Novak Djokovic had 100 million reasons to celebrate reaching the French Open quarter-finals on Wednesday, albeit two days later than expected, as players made a mad dash to clear the fourth-round backlog created by the fickle Parisian weather.
The Serbian world number one became the first tennis player to bank $100 million in prize money after his 3-6 6-4 6-1 7-5 win over Spaniard Roberto Bautista Agut tipped him over the magic number.
However, the fourth-round winner's check is a far cry from the real prize Djokovic has his eyes on this week.
What he desperately wants is to get his hands on the Musketeers' Cup to complete his grand slam collection.
After winning a match that was originally scheduled for Monday, began on Tuesday and was finally completed on Wednesday, the 29-year-old will have to play four days in succession if he is to reach Sunday's title showdown.
"I have the feeling I played three matches against him," a grinning Djokovic told the crowd after donning a yellow rain hat during his victory speech.
"Yesterday the match was interrupted three times and it wasn't easy coming here at 9 am and leaving at 7.30 or 8:00 pm.
"So that's the reason why we should have the roof here. I'm hoping we're going to have it very soon," added the Serb after joining athletes such as golfer Tiger Woods and boxer Lennox Lewis in the $100 million club.
Djokovic will be back in action on Thursday to contest his 28th successive major quarter-final against Czech seventh seed Tomas Berdych, a 6-3 7-5 6-3 winner over 2013 runner-up David Ferrer.
In contrast, Austrian tyro Dominic Thiem was enjoying his most successful run at a grand slam after beating Spaniard Marcel Granollers 6-2 6-7(2) 6-1 6-4 to set up a last-eight clash with Belgian David Goffin.
With only two hours of play possible over the previous two days as Parisians were hit by monsoon-like showers, the women in top seed Serena Williams's half of the draw had also been left bogged down in the fourth round for 48 hours.
Hence it was little surprise they were all in a hurry to play catch-up on Wednesday.
NO FAMILY REUNION
Williams is no stranger to playing in front of capacity crowds but barely a couple of hundred spectators bothered to turn up at the 15,000-seater Philippe Chatrier Court as she began her tussle against 18th seed Elina Svitolina.
However, one person who was there to witness the champion's 6-1 6-1 walloping of Svitolina was her former on-court rival, four-times champion Justine Henin.
What Henin thought of her charge Svitolina's performance is anyone's guess but unlike the Belgian's often prickly encounters with Williams, Wednesday's match ended with the two players sharing a joke and a warm handshake at the net.

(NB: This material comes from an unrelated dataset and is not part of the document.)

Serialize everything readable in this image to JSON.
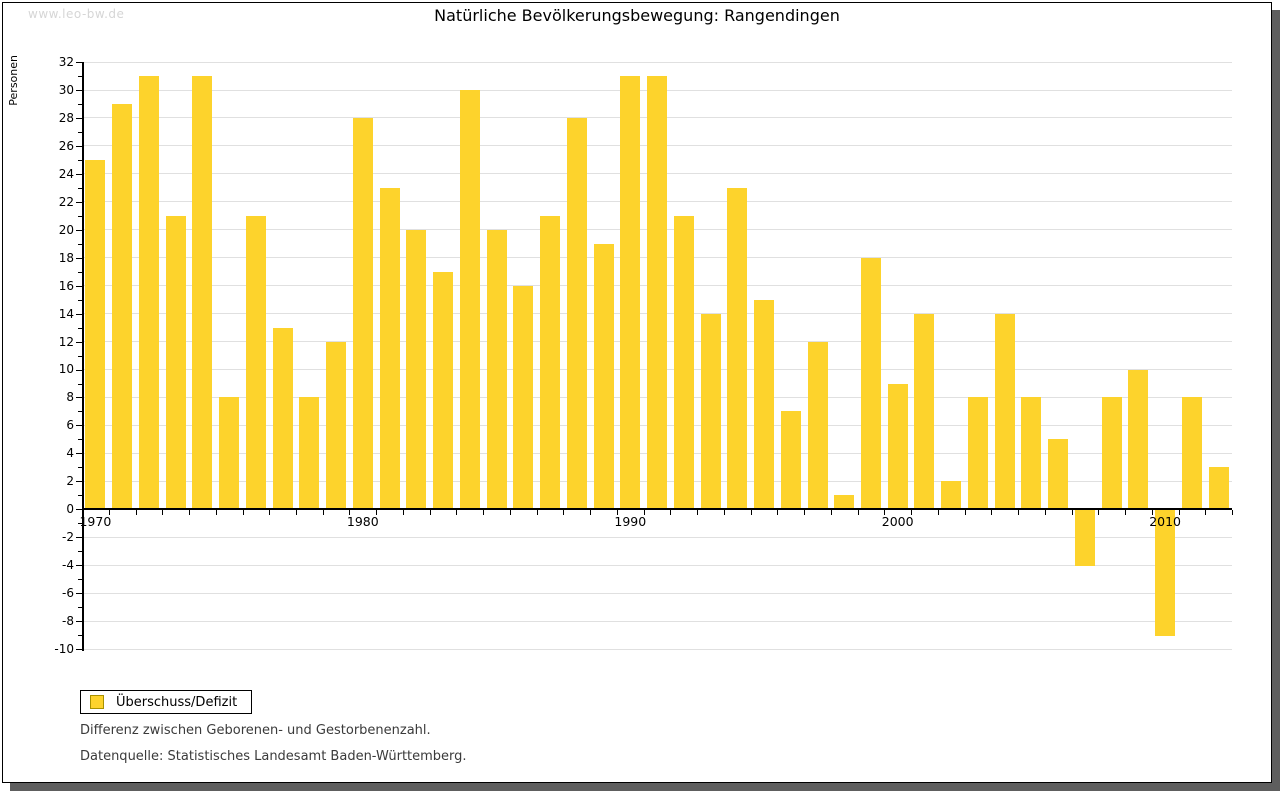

However, there will be no Williams family reunion at Roland Garros this year after Timea Bacsinszky ambushed Serena's elder sister Venus 6-2 6-4.
On a day when it was so murky that the Eiffel Tower disappeared into the hazy clouds hanging over Paris, Venus arrived for her match on Suzanne Lenglen Court looking more like a winter sport athlete than someone about to play a tennis match on June 1 -- wearing leggings under her skirt and a long black quilted jacket zipped up to her neck.
Once the match got going, she failed to warm up sufficiently as Bacsinszky went on an eight-game roll from 2-0 down in the first set and kept up the run to dash dreams of a possible semi-final showdown for the most celebrated sisters in sport.
"My first win over Venus is -- well, it's just amazing," the beaming Swiss eighth seed said after reaching the last eight for the second year running.
Describing herself as "a chameleon" who can adapt to "every type of court" she will next face Kiki Bertens after the Dutch outsider downed American 15th seed Madison Keys 7-6(4) 6-3.
Serena will take on another unexpected quarter-finalist in the shape of Kazakhstan's Yulia Putintseva, who beat Spanish 12th seed Carla Suarez Navarro.